Here we are 21 years later. Our one ship is now five. Our stories are much more complicated. Our simulators are ten times more sophisticated. Our work force has exploded. I happy I've been blessed to work with so many fine people. I enjoy keeping my hand on the helm of the Voyager. I've never lost my love for directing missions.
The years have taken their toll. I'm getting older and gray, but the magic is still there. Someone once asked me If I would ever leave the Center and move on to greener pastures. I've thought about it over the years. I knew I could get a higher paying job somewhere else that required half the hours I was working weekly at the Space Center, but the rewards, both mentally and emotionally, would pale in comparison to working at something I created.
Sometimes, when everyone is gone, I walk up the steps to the Voyager's Bridge and sit in the Captain's chair under the dim lights. I look at the walls. I imagine the voices of 280,000 children swirling around the room - locked forever in the very sheet rock of the ship. I look at the left wing and see the original staff training crews before the days of training tapes and mp3 players. I see Jacob Bartlett over in the corner asleep when he should be doing his job as a bridge staff. I hear Russell Smith downstairs playing the blind doctor. I watch a much younger Mr. Schuler coming up the stairs in full Star Trek uniform. I hear a child's voice shout, "Admiral on the Bridge!" I still see that silly mask popping up over the loft and scaring Security. I hear Lorraine downstairs in the crew quarters working with the spill over field trip kid. I hear the screams, the laughing, and the quiet that came from sadness when the Paklid Blossom died in a fiery crash into a planet so many years ago. The memories are good. They are an elixir for the soul. I think I'll stay awhile longer if you'll forgive my selfishness.
I think about the future. Will what we do today be as obsolete as the VCR player in the future? Some day video game technology may become so evolved that children will do missions at home - connected to some kind of virtual reality machine. The computer will play the Flight Director, telling the story and reacting to the kid's decisions. The students will sit wearing goggles showing them the bridge of some futuristic ship. Gloves will give them the feel of working the controls. Our simulators will become relics of the past.
That day may come. But until it does, we will keep our hands on the helm. We will tell our stories until the last mission is told and the Voyager's lights dim for the last time. Perhaps the Voyager will still be around decades from now as a museum today's campers will visit with their grandchildren.

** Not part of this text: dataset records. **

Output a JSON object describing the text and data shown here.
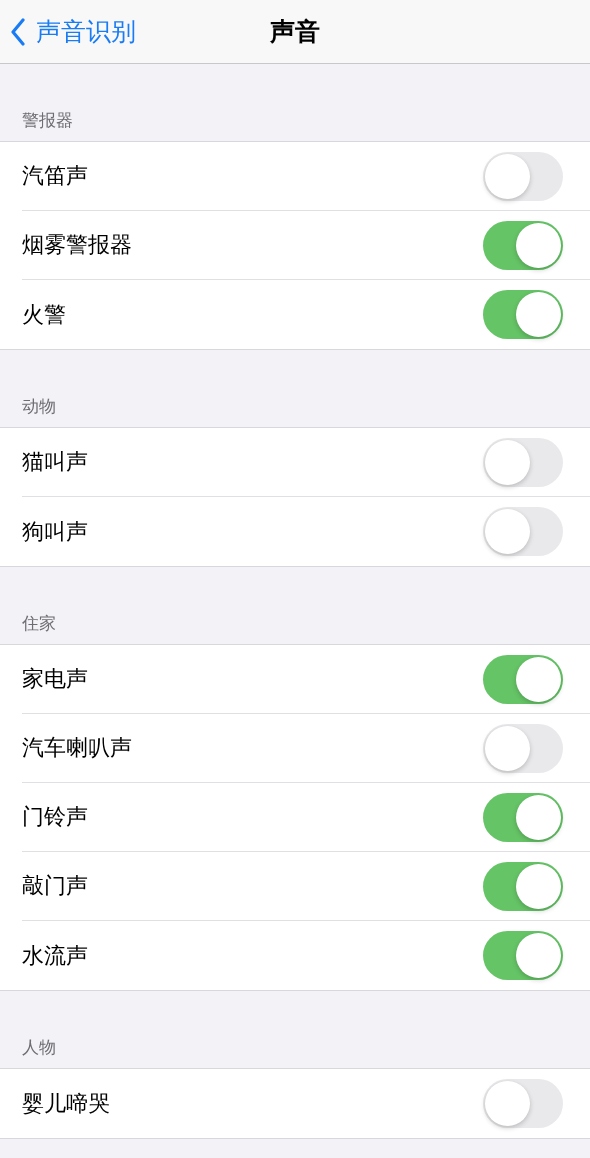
{
  "nav_bar": {
    "back_label": "声音识别",
    "title": "声音"
  },
  "sections": [
    {
      "header": "警报器",
      "items": [
        {
          "label": "汽笛声",
          "on": false
        },
        {
          "label": "烟雾警报器",
          "on": true
        },
        {
          "label": "火警",
          "on": true
        }
      ]
    },
    {
      "header": "动物",
      "items": [
        {
          "label": "猫叫声",
          "on": false
        },
        {
          "label": "狗叫声",
          "on": false
        }
      ]
    },
    {
      "header": "住家",
      "items": [
        {
          "label": "家电声",
          "on": true
        },
        {
          "label": "汽车喇叭声",
          "on": false
        },
        {
          "label": "门铃声",
          "on": true
        },
        {
          "label": "敲门声",
          "on": true
        },
        {
          "label": "水流声",
          "on": true
        }
      ]
    },
    {
      "header": "人物",
      "items": [
        {
          "label": "婴儿啼哭",
          "on": false
        }
      ]
    }
  ]
}
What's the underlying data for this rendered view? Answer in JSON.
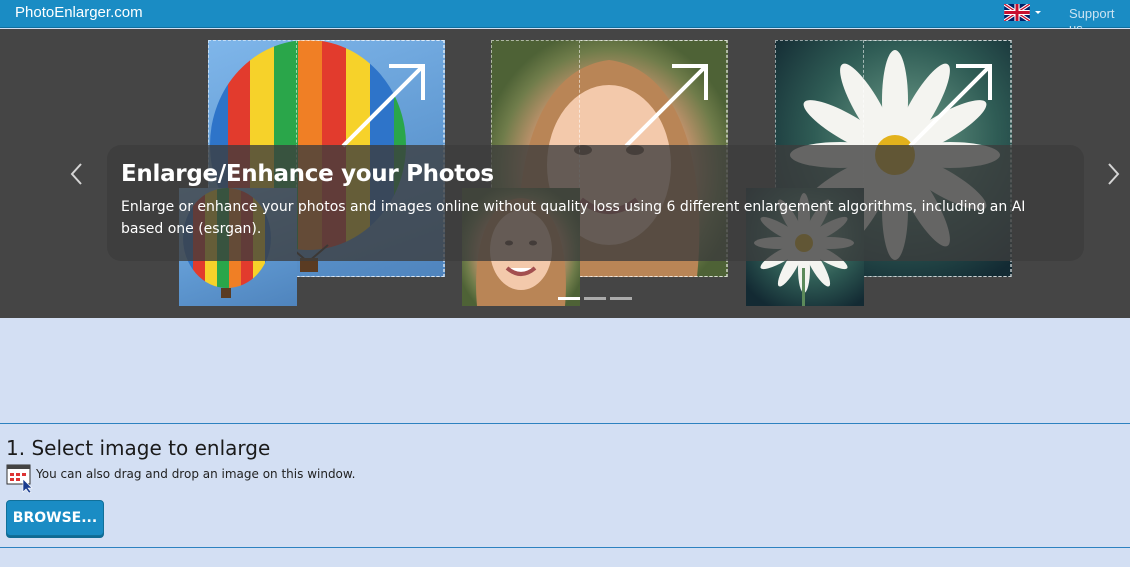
{
  "navbar": {
    "brand": "PhotoEnlarger.com",
    "language": "flag-uk-icon",
    "support": "Support us"
  },
  "carousel": {
    "slides": [
      {
        "title": "Enlarge/Enhance your Photos",
        "description": "Enlarge or enhance your photos and images online without quality loss using 6 different enlargement algorithms, including an AI based one (esrgan)."
      }
    ],
    "active_slide": 1,
    "slide_count": 3,
    "prev_icon": "chevron-left-icon",
    "next_icon": "chevron-right-icon"
  },
  "section": {
    "title": "1. Select image to enlarge",
    "drag_drop_hint": "You can also drag and drop an image on this window.",
    "drag_drop_icon": "drag-drop-window-icon",
    "browse_label": "BROWSE..."
  },
  "colors": {
    "accent": "#1a8cc4",
    "page_background": "#d3dff3",
    "carousel_background": "#454545"
  }
}
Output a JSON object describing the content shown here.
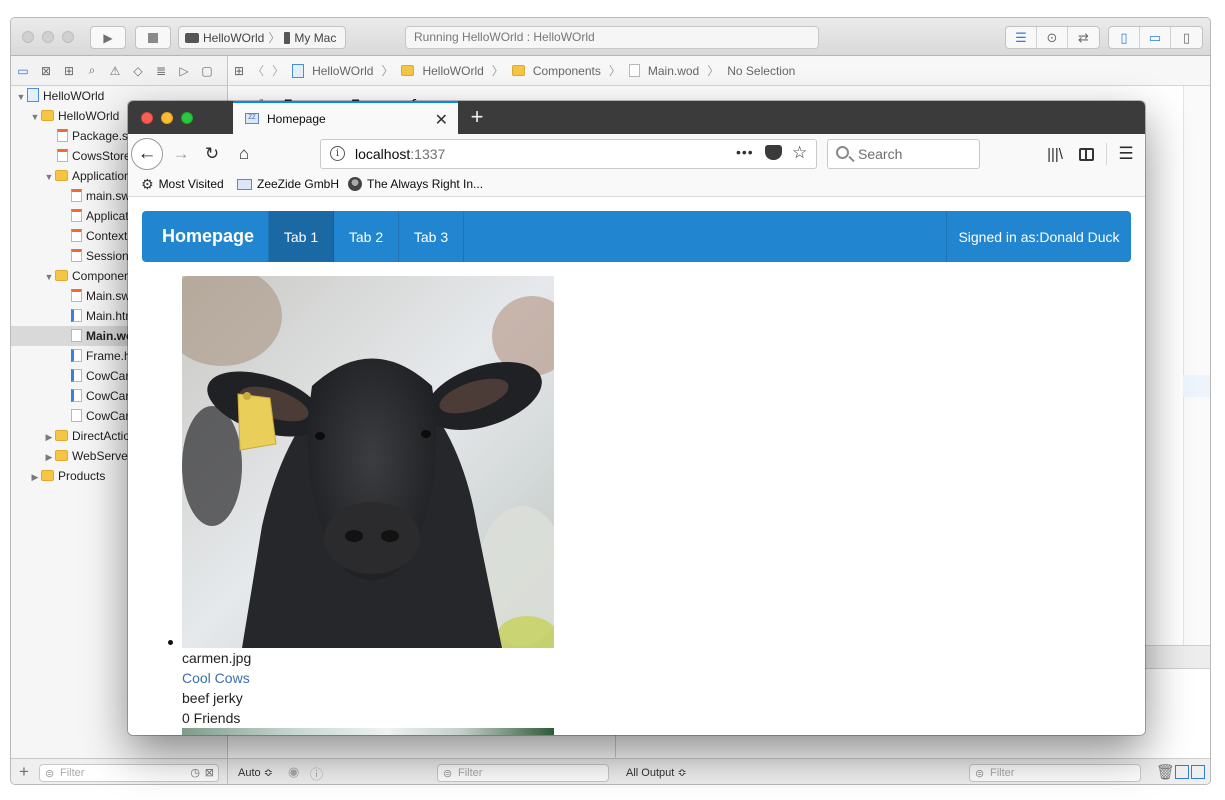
{
  "xcode": {
    "scheme": {
      "project": "HelloWOrld",
      "target": "My Mac"
    },
    "activity": "Running HelloWOrld : HelloWOrld",
    "jumpbar": [
      "HelloWOrld",
      "HelloWOrld",
      "Components",
      "Main.wod",
      "No Selection"
    ],
    "code_line_number": "1",
    "code_line_text": "Frame: Frame {",
    "tree": [
      {
        "label": "HelloWOrld",
        "kind": "proj"
      },
      {
        "label": "HelloWOrld",
        "kind": "folder"
      },
      {
        "label": "Package.swift",
        "kind": "swift"
      },
      {
        "label": "CowsStore.swift",
        "kind": "swift"
      },
      {
        "label": "Application",
        "kind": "folder"
      },
      {
        "label": "main.swift",
        "kind": "swift"
      },
      {
        "label": "Application.swift",
        "kind": "swift"
      },
      {
        "label": "Context.swift",
        "kind": "swift"
      },
      {
        "label": "Session.swift",
        "kind": "swift"
      },
      {
        "label": "Components",
        "kind": "folder"
      },
      {
        "label": "Main.swift",
        "kind": "swift"
      },
      {
        "label": "Main.html",
        "kind": "html"
      },
      {
        "label": "Main.wod",
        "kind": "file"
      },
      {
        "label": "Frame.html",
        "kind": "html"
      },
      {
        "label": "CowCard.swift",
        "kind": "html"
      },
      {
        "label": "CowCard.html",
        "kind": "html"
      },
      {
        "label": "CowCard.wod",
        "kind": "file"
      },
      {
        "label": "DirectAction",
        "kind": "folder"
      },
      {
        "label": "WebServer",
        "kind": "folder"
      },
      {
        "label": "Products",
        "kind": "folder"
      }
    ],
    "sidebar_filter_placeholder": "Filter",
    "debug_auto": "Auto ≎",
    "debug_filter_placeholder": "Filter",
    "output_selector": "All Output ≎",
    "output_filter_placeholder": "Filter"
  },
  "firefox": {
    "tab_title": "Homepage",
    "url_host": "localhost",
    "url_port": ":1337",
    "search_placeholder": "Search",
    "bookmarks": [
      "Most Visited",
      "ZeeZide GmbH",
      "The Always Right In..."
    ]
  },
  "page": {
    "brand": "Homepage",
    "tabs": [
      "Tab 1",
      "Tab 2",
      "Tab 3"
    ],
    "signed_in": "Signed in as:Donald Duck",
    "cow": {
      "filename": "carmen.jpg",
      "link": "Cool Cows",
      "favorite": "beef jerky",
      "friends": "0 Friends"
    }
  },
  "colors": {
    "menu_blue": "#2185d0",
    "menu_active": "#1a69a4",
    "link": "#3a70ab",
    "tab_accent": "#0a84ff"
  }
}
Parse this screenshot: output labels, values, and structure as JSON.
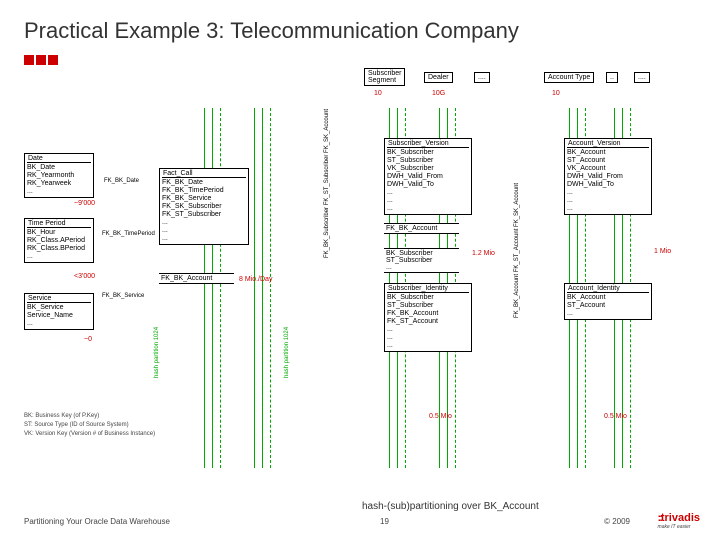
{
  "title": "Practical Example 3: Telecommunication Company",
  "topEntities": {
    "subscriberSegment": {
      "label": "Subscriber\nSegment",
      "count": "10"
    },
    "dealer": {
      "label": "Dealer",
      "count": "10G"
    },
    "dots1": "....",
    "accountType": {
      "label": "Account Type",
      "count": "10"
    },
    "dots2": "..",
    "dots3": "...."
  },
  "date": {
    "label": "Date",
    "fields": "BK_Date\nRK_Yearmonth\nRK_Yearweek\n...",
    "count": "~9'000",
    "rel": "FK_BK_Date"
  },
  "timePeriod": {
    "label": "Time Period",
    "fields": "BK_Hour\nRK_Class.APeriod\nRK_Class.BPeriod\n...",
    "count": "<3'000",
    "rel": "FK_BK_TimePeriod"
  },
  "service": {
    "label": "Service",
    "fields": "BK_Service\nService_Name\n...",
    "count": "~0",
    "rel": "FK_BK_Service"
  },
  "factCall": {
    "label": "Fact_Call",
    "fields": "FK_BK_Date\nFK_BK_TimePeriod\nFK_BK_Service\nFK_SK_Subscriber\nFK_ST_Subscriber\n...\n...\n...",
    "fkAccount": "FK_BK_Account",
    "count": "8 Mio./Day",
    "rotated": "hash partition 1024",
    "fkRotated": "FK_BK_Subscriber\nFK_ST_Subscriber\nFK_SK_Account"
  },
  "subscriberVersion": {
    "label": "Subscriber_Version",
    "fields": "BK_Subscriber\nST_Subscriber\nVK_Subscriber\nDWH_Valid_From\nDWH_Valid_To\n...\n...\n...",
    "fkAccount": "FK_BK_Account"
  },
  "subscriberIdentity": {
    "label": "Subscriber_Identity",
    "topFields": "BK_Subscriber\nST_Subscriber\n...",
    "fields": "BK_Subscriber\nST_Subscriber\nFK_BK_Account\nFK_ST_Account\n...\n...\n...",
    "count": "0.5 Mio",
    "count2": "1.2 Mio"
  },
  "accountVersion": {
    "label": "Account_Version",
    "fields": "BK_Account\nST_Account\nVK_Account\nDWH_Valid_From\nDWH_Valid_To\n...\n...\n...",
    "fkRotated": "FK_BK_Account\nFK_ST_Account\nFK_SK_Account"
  },
  "accountIdentity": {
    "label": "Account_Identity",
    "fields": "BK_Account\nST_Account\n...",
    "count": "0.5 Mio",
    "count2": "1 Mio"
  },
  "legend": {
    "bk": "BK: Business Key (of P.Key)",
    "st": "ST: Source Type (ID of Source System)",
    "vk": "VK: Version Key (Version # of Business Instance)"
  },
  "footer": {
    "left": "Partitioning Your Oracle Data Warehouse",
    "caption": "hash-(sub)partitioning over BK_Account",
    "page": "19",
    "copy": "© 2009"
  },
  "logo": {
    "name": "trivadis",
    "tag": "make IT easier"
  }
}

The sounds of our voices heard against the background music will accentuate their grandparent's stories of their field trips to this magical place.
Thank you everyone for Twenty-one years. Volunteers, thank you for volunteering hours of your time each month. Staff, thank you for working at a place with low pay and unpredictable hours. Together, we are creating lasting memories in the hearts and minds of our students.